El brote de hantavirus no es el único motivo de preocupación sanitaria en el continente blanco.
En los últimos años, aves migratorias procedentes de Sudamérica han introducido brotes de gripe aviar en diferentes zonas de la Antártida, según han documentado organismos internacionales.
Además, los cruceros turísticos representan espacios especialmente vulnerables para la propagación de virus gastrointestinales o respiratorios debido a la convivencia en espacios reducidos.
Los expertos recuerdan el caso del Diamond Princess durante la pandemia de Covid-19, convertido en uno de los símbolos globales de transmisión masiva en cruceros.
Por ello, organizaciones ambientales exigen reforzar los protocolos sanitarios, aumentar los controles y limitar el impacto humano sobre los ecosistemas antárticos.
El Tratado Antártico afronta nuevos desafíos ambientales
La Antártida se encuentra protegida desde 1959 por el Tratado Antártico, un acuerdo internacional diseñado originalmente en un contexto donde el turismo era prácticamente inexistente.
Hoy, la situación ha cambiado radicalmente y muchas organizaciones consideran que la regulación actual resulta insuficiente para afrontar la presión creciente sobre el continente.
Expertos en conservación reclaman nuevas normas ambientales más estrictas, mayores limitaciones al turismo masivo y protocolos específicos para prevenir la introducción de enfermedades y especies invasoras.
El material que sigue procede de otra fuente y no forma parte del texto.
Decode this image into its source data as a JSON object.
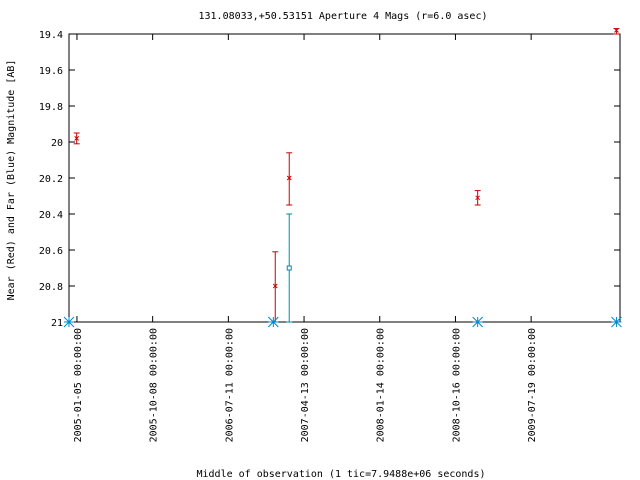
{
  "chart_data": {
    "type": "scatter",
    "title": "131.08033,+50.53151   Aperture 4 Mags (r=6.0 asec)",
    "xlabel": "Middle of observation (1 tic=7.9488e+06 seconds)",
    "ylabel": "Near (Red) and Far (Blue) Magnitude [AB]",
    "y_inverted": true,
    "ylim": [
      21,
      19.4
    ],
    "yticks": [
      19.4,
      19.6,
      19.8,
      20,
      20.2,
      20.4,
      20.6,
      20.8,
      21
    ],
    "ytick_labels": [
      "19.4",
      "19.6",
      "19.8",
      "20",
      "20.2",
      "20.4",
      "20.6",
      "20.8",
      "21"
    ],
    "xlim": [
      "2004-12-07",
      "2010-06-08"
    ],
    "xticks": [
      "2005-01-05",
      "2005-10-08",
      "2006-07-11",
      "2007-04-13",
      "2008-01-14",
      "2008-10-16",
      "2009-07-19"
    ],
    "xtick_labels": [
      "2005-01-05 00:00:00",
      "2005-10-08 00:00:00",
      "2006-07-11 00:00:00",
      "2007-04-13 00:00:00",
      "2008-01-14 00:00:00",
      "2008-10-16 00:00:00",
      "2009-07-19 00:00:00"
    ],
    "grid": false,
    "legend": "none",
    "series": [
      {
        "color": "#cc0000",
        "marker": "x",
        "points": [
          {
            "x": "2005-01-04",
            "y": 19.98,
            "ylo": 19.95,
            "yhi": 20.01
          },
          {
            "x": "2006-12-29",
            "y": 20.8,
            "ylo": 20.61,
            "yhi": 21.0
          },
          {
            "x": "2007-02-18",
            "y": 20.2,
            "ylo": 20.06,
            "yhi": 20.35
          },
          {
            "x": "2009-01-05",
            "y": 20.31,
            "ylo": 20.27,
            "yhi": 20.35
          },
          {
            "x": "2010-05-26",
            "y": 19.38,
            "ylo": 19.37,
            "yhi": 19.4
          }
        ]
      },
      {
        "color": "#0088aa",
        "marker": "square",
        "points": [
          {
            "x": "2007-02-18",
            "y": 20.7,
            "ylo": 20.4,
            "yhi": 21.0
          }
        ]
      }
    ],
    "limit_markers": {
      "color": "#0088cc",
      "marker": "asterisk",
      "y": 21,
      "x": [
        "2004-12-07",
        "2006-12-22",
        "2009-01-05",
        "2010-05-26"
      ]
    }
  }
}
También exigen ampliar la vigilancia científica y reforzar la cooperación internacional para garantizar la conservación de uno de los ecosistemas más frágiles del planeta.
Conclusiones de la Antártida: el brote de hantavirus en un barco detona la preocupación por contaminación y enfermedades producto del incremento del turismo
La Antártida: el brote de hantavirus en un barco detona la preocupación por contaminación y enfermedades producto del incremento del turismo en un momento especialmente delicado para el continente blanco.
El aumento acelerado de visitantes, unido al calentamiento global y a los riesgos sanitarios emergentes, obliga a replantear el modelo turístico en la región y refuerza el debate sobre la necesidad de proteger con mayor firmeza uno de los últimos grandes espacios vírgenes del planeta.
El aumento del turismo en la Antártida responde a una creciente demanda de experiencias únicas y de contacto con la naturaleza en su estado más puro.
¿Qué ocurrió en el barco turístico de la Antártida?
Se detectó un brote mortal de hantavirus en un crucero polar neerlandés que viajaba hacia la Antártida.
¿Por qué preocupa el aumento del turismo en la Antártida?
Porque incrementa el riesgo de contaminación, propagación de enfermedades y daños ambientales en ecosistemas muy vulnerables.
¿Cuántos turistas visitan actualmente la Antártida?
Más de 80.000 personas desembarcaron en el continente durante 2024.
¿Qué enfermedades preocupan actualmente en la Antártida?
Los científicos vigilan especialmente brotes de hantavirus, gripe aviar y posibles virus transmitidos en cruceros turísticos.
¿Qué es el Tratado Antártico?
Es un acuerdo internacional firmado en 1959 para proteger la Antártida y regular las actividades humanas en el continente.